Dynamically stable two-mode squeezing in cavity optomechanics

Abstract

Bosonic two-mode squeezed states are paradigmatic entangled states with broad applications in quantum information processing and quantum metrology. In this work, we propose a two-mode squeezing scheme in a hybrid three-mode cavity optomechanical system, where a mechanical resonator couples to two microwave (or optical) photon modes. By applying and modulating strong driving pulses to the photon modes, we construct an effective Hamiltonian that describes two-photon squeezing mediated by the mechanical mode.

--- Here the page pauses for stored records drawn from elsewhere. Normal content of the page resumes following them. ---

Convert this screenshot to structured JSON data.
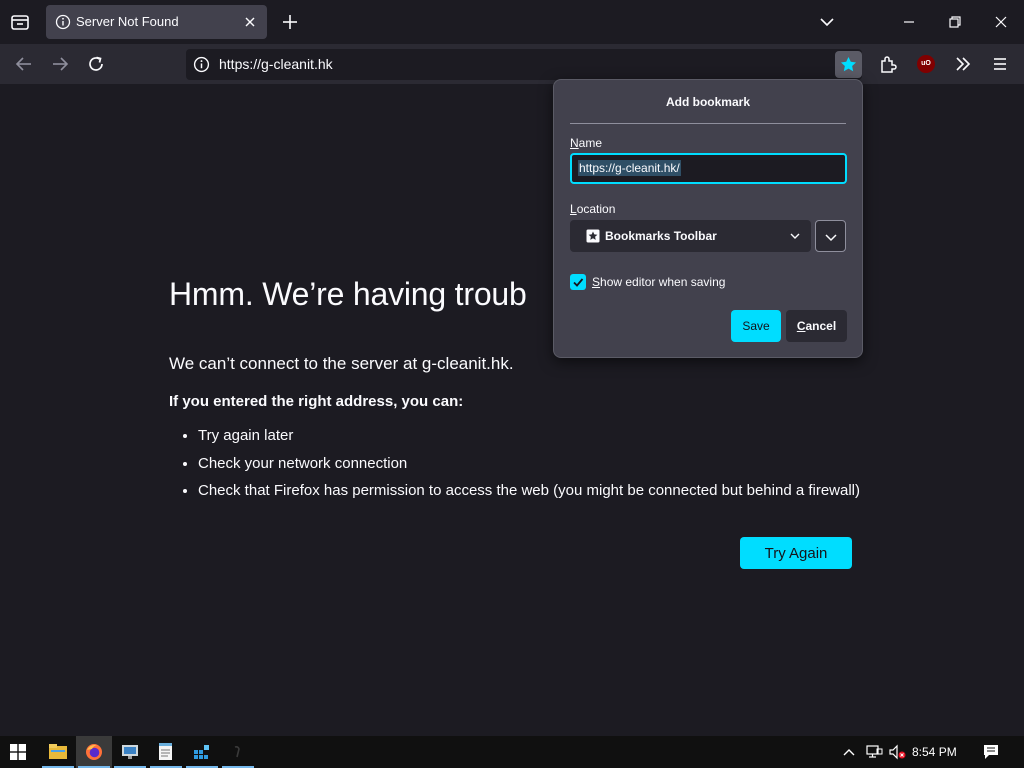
{
  "tab": {
    "title": "Server Not Found"
  },
  "urlbar": {
    "url": "https://g-cleanit.hk"
  },
  "error_page": {
    "title": "Hmm. We’re having troub",
    "description": "We can’t connect to the server at g-cleanit.hk.",
    "subtitle": "If you entered the right address, you can:",
    "suggestions": [
      "Try again later",
      "Check your network connection",
      "Check that Firefox has permission to access the web (you might be connected but behind a firewall)"
    ],
    "try_again_label": "Try Again"
  },
  "bookmark_panel": {
    "title": "Add bookmark",
    "name_label_accesskey": "N",
    "name_label_rest": "ame",
    "name_value": "https://g-cleanit.hk/",
    "location_label_accesskey": "L",
    "location_label_rest": "ocation",
    "location_value": "Bookmarks Toolbar",
    "show_editor_accesskey": "S",
    "show_editor_rest": "how editor when saving",
    "show_editor_checked": true,
    "save_label": "Save",
    "cancel_accesskey": "C",
    "cancel_rest": "ancel"
  },
  "taskbar": {
    "apps": [
      "start-icon",
      "file-explorer-icon",
      "firefox-icon",
      "network-monitor-icon",
      "notepad-icon",
      "app-grid-icon",
      "app-icon"
    ],
    "clock": "8:54 PM"
  },
  "colors": {
    "accent": "#00ddff",
    "page_bg": "#1c1b22",
    "toolbar_bg": "#2b2a33",
    "panel_bg": "#42414d"
  }
}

This effective Hamiltonian is validated through diagonalization of the full system's transition matrix in the Heisenberg picture. With the effective Hamiltonian, we provide a rigorous theoretical solution for the dynamical process of squeezing generation within the framework of open quantum system. Our analysis reveals that stable two-mode squeezing can be obtained by optimizing the squeezing quadrature operator, even in unsteady system states. Remarkably, the squeezing level can exceed the maximum achievable under system stability conditions. Furthermore, we show that our protocol is robust against systematic errors in both driving intensity and frequency, as well as against thermal Markovian noises. Our work provides an extendable approach for generating two-mode squeezed states between indirectly coupled Gaussian modes.